Three Problems in One Index
Beyond the TEXT column, the composite index had two more issues:
-- Actual queries being run against this table:
SELECT * FROM device_events
WHERE device_id = 42
AND created_at > '2024-01-01'
LIMIT 100;
-- The index order was: (device_id, event_payload, created_at)
-- But queries filter on: device_id (equality) + created_at (range)

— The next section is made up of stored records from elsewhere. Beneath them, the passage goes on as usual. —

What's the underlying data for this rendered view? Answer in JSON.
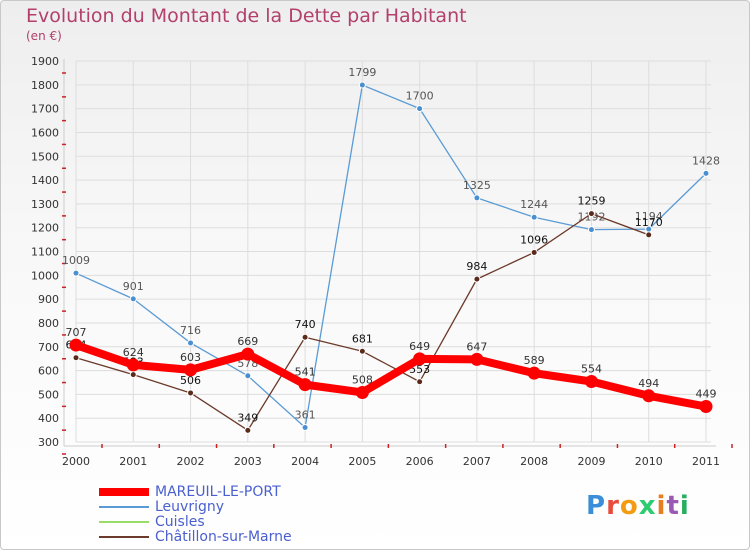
{
  "header": {
    "title": "Evolution du Montant de la Dette par Habitant",
    "subtitle": "(en €)"
  },
  "logo_text": "Proxiti",
  "colors": {
    "title": "#b2406b",
    "axis": "#cc2222",
    "grid": "#dddddd",
    "legend_text": "#4a5fd0"
  },
  "chart_data": {
    "type": "line",
    "title": "Evolution du Montant de la Dette par Habitant",
    "ylabel": "(en €)",
    "x": [
      "2000",
      "2001",
      "2002",
      "2003",
      "2004",
      "2005",
      "2006",
      "2007",
      "2008",
      "2009",
      "2010",
      "2011"
    ],
    "ylim": [
      300,
      1900
    ],
    "yticks": [
      300,
      400,
      500,
      600,
      700,
      800,
      900,
      1000,
      1100,
      1200,
      1300,
      1400,
      1500,
      1600,
      1700,
      1800,
      1900
    ],
    "grid": true,
    "legend_position": "bottom-left",
    "series": [
      {
        "name": "MAREUIL-LE-PORT",
        "color": "#ff0000",
        "values": [
          707,
          624,
          603,
          669,
          541,
          508,
          649,
          647,
          589,
          554,
          494,
          449
        ]
      },
      {
        "name": "Leuvrigny",
        "color": "#5b9bd5",
        "values": [
          1009,
          901,
          716,
          578,
          361,
          1799,
          1700,
          1325,
          1244,
          1192,
          1194,
          1428
        ]
      },
      {
        "name": "Cuisles",
        "color": "#99dd66",
        "values": [
          null,
          null,
          null,
          null,
          null,
          null,
          null,
          null,
          null,
          null,
          null,
          null
        ]
      },
      {
        "name": "Châtillon-sur-Marne",
        "color": "#6b3a2a",
        "values": [
          654,
          583,
          506,
          349,
          740,
          681,
          553,
          984,
          1096,
          1259,
          1170,
          null
        ]
      }
    ]
  }
}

-- The event_payload in the middle means:
-- → Index can seek on device_id ✅
-- → But then CANNOT range-scan on created_at ❌
-- because event_payload breaks the ordering
-- EXPLAIN showed:
-- type: ref, key: idx_device_payload, rows: 4,200,000
-- MySQL used the index for device_id but then scanned
-- 4.2M rows to find the created_at range.

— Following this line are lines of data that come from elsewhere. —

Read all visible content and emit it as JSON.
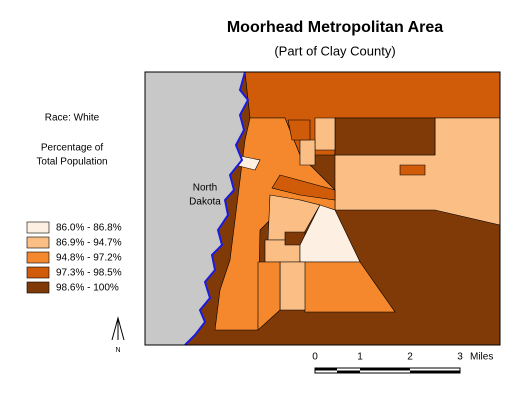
{
  "header": {
    "title": "Moorhead Metropolitan Area",
    "subtitle": "(Part of Clay County)"
  },
  "legend": {
    "title": "Race: White",
    "subtitle_lines": [
      "Percentage of",
      "Total Population"
    ],
    "items": [
      {
        "label": "86.0% - 86.8%",
        "color": "#fdf0e2"
      },
      {
        "label": "86.9% - 94.7%",
        "color": "#fbbf86"
      },
      {
        "label": "94.8% - 97.2%",
        "color": "#f5882c"
      },
      {
        "label": "97.3% - 98.5%",
        "color": "#d05c0a"
      },
      {
        "label": "98.6% - 100%",
        "color": "#7f3a08"
      }
    ]
  },
  "map": {
    "region_label_lines": [
      "North",
      "Dakota"
    ],
    "north_label": "N"
  },
  "scale_bar": {
    "ticks": [
      "0",
      "1",
      "2",
      "3"
    ],
    "unit": "Miles"
  }
}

The Fix: Rebuild Without Downtime
With 45M rows and production traffic, a standard ALTER TABLE would lock the table for hours. We used pt-online-schema-change (Percona Toolkit) which rebuilds the index on a shadow table and swaps atomically.
-- What we needed to do:
-- 1. Drop the bloated index
-- 2. Create a correct index (device_id, created_at) only
-- 3. If event_payload needs to be searchable, add a prefix index separately
-- The correct replacement indexes:
CREATE INDEX idx_device_date
ON device_events(device_id, created_at);
-- ↑ equality first, range second — correct order
-- If you need to search event_payload (optional, separate):
CREATE INDEX idx_payload_prefix
ON device_events(event_payload(100));
-- ↑ 100-byte prefix only — not the full TEXT
# pt-online-schema-change: rebuild index without table lock
# Works by creating a shadow table, copying data, swapping
pt-online-schema-change \
--host=prod-db-01 \
--user=dba \
--ask-pass \
--alter="
DROP INDEX idx_device_payload,
ADD INDEX idx_device_date (device_id, created_at)
" \
--execute \
--progress=time,30 \
--max-load="Threads_running=50" \
--critical-load="Threads_running=100" \
D=production_db,t=device_events
# --max-load: pause if DB is too busy (safe for prod)
# --critical-load: abort if overloaded
# Takes ~40 minutes for 45M rows. Zero downtime.
Results
How to Prevent This
-- Run this monthly to catch index bloat early
SELECT
table_name,
index_name,
ROUND(stat_value * @@innodb_page_size / 1024 / 1024, 0) AS size_mb
FROM mysql.innodb_index_stats
WHERE stat_name = 'size'
AND database_name = 'production_db'
ORDER BY size_mb DESC
LIMIT 20;
-- Check for TEXT/BLOB columns in indexes (should always have prefix)
SELECT
s.table_name,
s.index_name,
s.column_name,
s.sub_part AS prefix_length, -- NULL = full column indexed = danger
c.data_type
FROM information_schema.statistics s
JOIN information_schema.columns c
ON s.table_schema = c.table_schema
AND s.table_name = c.table_name
AND s.column_name = c.column_name
WHERE s.table_schema = 'production_db'
AND c.data_type IN ('text', 'blob', 'mediumtext', 'longtext')
AND s.sub_part IS NULL; -- full TEXT in index = red flag
| Rule | Why |
|---|---|
| Never index full TEXT/BLOB columns | Use prefix length: col(100) |
| Equality columns before range columns | Range columns must be last for seeks to work |
| Include only columns used in WHERE/ORDER | Every extra column multiplies index size |
| Monitor index/data size ratio monthly | Catch bloat before it causes incidents |
Use pt-osc for large table changes | Standard ALTER TABLE locks = hours of downtime |
The lesson
Index size is a first-class metric, not an afterthought. An index bigger than your data is a symptom of a design mistake — usually a TEXT/BLOB column with no prefix, or composite columns in the wrong order. Both are invisible in staging where tables are small, and both cause production incidents the moment data volume crosses a threshold.